Rails in 2017, For Reals?
April 12, 2017
Based on all our talk about Elm and Elixir recently, you may be wondering if we’ve kicked Ruby and Rails to the curb. Absolutely not!
We continue to use Rails every day for the same reasons we created our first Rails app 13 years ago and taught our first Rails course 12 years ago. When it comes to Rails, all the batteries are included. Out of the box, it just works. Any 5-year old will tell you that’s a huge selling point. Crack it open and start building an application that matters. It doesn’t force us to start by making arbitrary decisions about external libraries and tooling. That’s a recipe for procrastination.

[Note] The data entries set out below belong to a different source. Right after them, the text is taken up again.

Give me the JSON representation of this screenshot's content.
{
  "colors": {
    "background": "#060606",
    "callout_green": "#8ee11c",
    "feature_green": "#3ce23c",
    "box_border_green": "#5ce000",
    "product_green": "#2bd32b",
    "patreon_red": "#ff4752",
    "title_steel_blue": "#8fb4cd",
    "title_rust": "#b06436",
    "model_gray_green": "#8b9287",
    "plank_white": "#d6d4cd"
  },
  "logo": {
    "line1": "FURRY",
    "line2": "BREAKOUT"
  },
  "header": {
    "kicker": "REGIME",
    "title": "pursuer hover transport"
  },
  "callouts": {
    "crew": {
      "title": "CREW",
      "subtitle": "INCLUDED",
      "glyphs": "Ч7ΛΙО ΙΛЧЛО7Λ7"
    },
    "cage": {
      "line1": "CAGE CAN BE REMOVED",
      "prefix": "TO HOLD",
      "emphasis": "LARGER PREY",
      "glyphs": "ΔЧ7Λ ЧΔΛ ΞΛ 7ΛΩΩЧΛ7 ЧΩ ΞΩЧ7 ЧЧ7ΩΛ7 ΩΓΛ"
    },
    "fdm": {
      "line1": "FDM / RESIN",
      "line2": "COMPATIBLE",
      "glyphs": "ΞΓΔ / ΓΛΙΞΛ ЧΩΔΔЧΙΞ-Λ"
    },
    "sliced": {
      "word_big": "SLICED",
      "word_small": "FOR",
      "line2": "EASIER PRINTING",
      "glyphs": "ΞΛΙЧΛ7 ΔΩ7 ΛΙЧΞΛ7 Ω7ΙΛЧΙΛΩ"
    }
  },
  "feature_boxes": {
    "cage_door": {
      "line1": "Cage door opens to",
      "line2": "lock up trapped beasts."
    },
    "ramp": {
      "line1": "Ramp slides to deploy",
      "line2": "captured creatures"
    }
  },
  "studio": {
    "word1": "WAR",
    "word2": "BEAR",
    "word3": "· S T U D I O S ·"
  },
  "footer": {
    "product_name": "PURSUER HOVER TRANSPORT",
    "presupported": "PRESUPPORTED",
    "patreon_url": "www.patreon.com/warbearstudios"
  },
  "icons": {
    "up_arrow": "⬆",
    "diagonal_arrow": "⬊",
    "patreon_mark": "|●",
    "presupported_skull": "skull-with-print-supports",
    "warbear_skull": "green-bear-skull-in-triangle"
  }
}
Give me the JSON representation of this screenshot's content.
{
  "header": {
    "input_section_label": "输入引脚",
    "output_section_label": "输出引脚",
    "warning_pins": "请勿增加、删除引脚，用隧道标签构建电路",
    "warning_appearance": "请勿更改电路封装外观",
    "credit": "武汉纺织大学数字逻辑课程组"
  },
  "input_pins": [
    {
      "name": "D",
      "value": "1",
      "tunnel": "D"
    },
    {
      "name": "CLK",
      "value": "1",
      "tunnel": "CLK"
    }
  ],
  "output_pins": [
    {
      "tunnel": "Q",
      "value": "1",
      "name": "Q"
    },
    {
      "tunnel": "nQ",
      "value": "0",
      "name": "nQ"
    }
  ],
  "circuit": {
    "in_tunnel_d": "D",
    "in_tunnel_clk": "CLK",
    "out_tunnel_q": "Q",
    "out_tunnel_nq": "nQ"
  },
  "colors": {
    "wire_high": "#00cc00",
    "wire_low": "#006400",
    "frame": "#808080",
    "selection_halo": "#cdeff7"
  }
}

We want to make real progress.
Now, perhaps more than ever, we appreciate software that’s designed with intelligent defaults and sensible conventions. And you might think that after more than a decade this would be the norm. Surely any modern web development framework would deliver a similar out-of-the-box experience, right? And yet that doesn’t seem to be the case.
Rails continues to set a high bar in terms of fulfilling the promise of an integrated, full-stack framework. Equally impressive after all these years, Rails is still being actively developed and improved while holding true to the same core principles that guided its creation.
We will always look for the right tool for the job, and while Rails is no longer the media darling it once was, in many cases it’s still our go-to web development framework. So although we come at this from a different perspective than Rails’ creator David Heinemeier Hansson, we’re both bullish on Rails in 2017 and beyond.